Yangından sonra Selim İleri, Taylan Altuğ, Naci Çelik, Hulki Aktunç gibi genç yazarlar dergiye karşılıksız yardımda bulunmak isterler fakat Cemal Süreya bunu kabul etmez.
Cemal Süreya ve Tomris Ayrılır
Cemal Süreya ve Tomris’ in yolları ayrılır ve Tomris Ankara’ ya taşınır. Bir süre bağlantıları kopmaz ve Papirüs için Ülkü Tamer ve Tomris fikir vermeye devam eder.
Ama Cemal Süreya’ nın Ankara’ya gidişlerinde dergiyle ilgili fikirlerini aldığı Turgut Uyar ve Tomris, Cemal Süreya’ nın artık bu fikirleri yeterince değerlendirmediğini düşündüğü için Papirüs işinden çekilirler. Ülkü Tamer’ de onları izler.
Papirüs Nasıl Bir Dergi
Sahibi ve Yazı İşleri Müdürü: Cemal S. Seber
Müessese Müdürü: R. Tomris
Sekreter: Süleyman Gedik
Sayısı 2,5 lira. Yıllık abonelik 24 lira
16 x 24 boyutlarında bir aylık dergi. 1966 Haziran ayından 1970 Mayıs ayına kadar düzenli bir şekilde çıkar.
İlk iki yıl 56 sayfadan oluşan dergi, 25. sayıdan itibaren 80 sayfa çıkmaya başlar. Fiyatı da 2,5 liradan 5 liraya yükselir.
Derginin ilk sayfalarında genellikle Cemal Süreya’ nın imzasız yazılarına yer verilir.
Dergide şiir çok önemli bir yer tutar. Şiir seçkilerinde sadece “İkinci Yeni” beğenisi hakim değildir.
İsmet Özel, Özkan Mert, Refik Durbaş, Ataol Behramoğlu, Nihat Behram, İsmail Uyaroğlu gibi genç şairlere yer verilir.
Şiirin yanı sıra şiir üzerine yazılar yayımlanır. Şiir üzerine Cemal Süreya ’dan sonra en çok yazan “Bir Şiirden” başlıklı köşesiyle Turgut Uyar ’dır.

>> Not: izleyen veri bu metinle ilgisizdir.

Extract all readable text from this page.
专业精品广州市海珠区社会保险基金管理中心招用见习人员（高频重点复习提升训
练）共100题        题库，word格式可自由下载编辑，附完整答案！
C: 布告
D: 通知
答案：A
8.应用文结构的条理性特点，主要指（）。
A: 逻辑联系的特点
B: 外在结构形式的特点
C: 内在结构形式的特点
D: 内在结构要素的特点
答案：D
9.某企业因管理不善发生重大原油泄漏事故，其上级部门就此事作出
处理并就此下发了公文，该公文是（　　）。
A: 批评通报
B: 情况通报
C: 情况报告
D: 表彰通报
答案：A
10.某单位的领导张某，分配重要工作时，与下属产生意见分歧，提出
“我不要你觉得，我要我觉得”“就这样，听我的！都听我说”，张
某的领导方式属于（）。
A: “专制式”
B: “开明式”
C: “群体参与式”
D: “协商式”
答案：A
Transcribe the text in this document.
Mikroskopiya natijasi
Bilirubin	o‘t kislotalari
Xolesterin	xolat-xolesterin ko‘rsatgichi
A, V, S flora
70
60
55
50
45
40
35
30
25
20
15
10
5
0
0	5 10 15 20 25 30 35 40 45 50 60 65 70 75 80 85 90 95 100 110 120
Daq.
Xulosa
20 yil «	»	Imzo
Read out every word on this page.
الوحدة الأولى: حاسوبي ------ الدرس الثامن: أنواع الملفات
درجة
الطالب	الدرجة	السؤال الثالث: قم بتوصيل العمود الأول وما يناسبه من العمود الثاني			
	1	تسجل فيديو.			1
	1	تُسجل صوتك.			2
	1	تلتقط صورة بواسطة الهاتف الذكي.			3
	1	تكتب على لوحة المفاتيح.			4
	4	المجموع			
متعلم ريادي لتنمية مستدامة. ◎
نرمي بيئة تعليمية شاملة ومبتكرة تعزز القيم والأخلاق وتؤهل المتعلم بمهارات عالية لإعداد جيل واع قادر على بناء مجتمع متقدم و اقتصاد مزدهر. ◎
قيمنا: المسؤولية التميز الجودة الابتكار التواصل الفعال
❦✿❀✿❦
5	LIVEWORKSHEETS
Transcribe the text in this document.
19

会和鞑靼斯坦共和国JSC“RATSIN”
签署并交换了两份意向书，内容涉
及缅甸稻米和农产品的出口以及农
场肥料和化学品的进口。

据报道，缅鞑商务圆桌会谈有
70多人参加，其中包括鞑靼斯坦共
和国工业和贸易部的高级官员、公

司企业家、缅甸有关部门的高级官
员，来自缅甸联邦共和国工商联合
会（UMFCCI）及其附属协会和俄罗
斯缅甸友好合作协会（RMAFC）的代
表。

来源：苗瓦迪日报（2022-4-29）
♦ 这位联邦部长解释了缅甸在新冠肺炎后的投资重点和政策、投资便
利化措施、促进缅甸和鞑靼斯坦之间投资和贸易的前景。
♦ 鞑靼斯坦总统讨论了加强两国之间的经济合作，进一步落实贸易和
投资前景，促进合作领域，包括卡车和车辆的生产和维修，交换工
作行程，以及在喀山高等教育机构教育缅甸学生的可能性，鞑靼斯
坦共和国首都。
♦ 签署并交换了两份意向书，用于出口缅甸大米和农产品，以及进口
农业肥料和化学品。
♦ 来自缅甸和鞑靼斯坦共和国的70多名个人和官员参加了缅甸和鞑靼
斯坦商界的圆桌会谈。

Papirüs dergisi hikaye yayımı açısından da gayet zengin bir içeriğe sahiptir. Haldun Taner, Necati Cumalı, Leyla Erbil, Necati Tosuner gibi üstad yazarların yanında R. Tomris, Füruzan, Selim ileri gibi dikkat çeken o dönem için genç hikayecilere de yer verilmiştir.
Derginin “Savran” bölümünde de kitap tanıtımları, dergi incelemeleri yer alır. Ayrıca dergide bir biyografi bölümü de bulunmaktadır ve bu Cemal Süreya için ayrı bir önem taşır. Asıl düşünce her şaire otobiyografisini yazdırmaktır.
Papirüs zaman zaman plastik sanatlara, sinemaya, tiyatroya da yer vermiştir.
Dört yıl içinde beş kez de özel sayı olarak yayımlanır.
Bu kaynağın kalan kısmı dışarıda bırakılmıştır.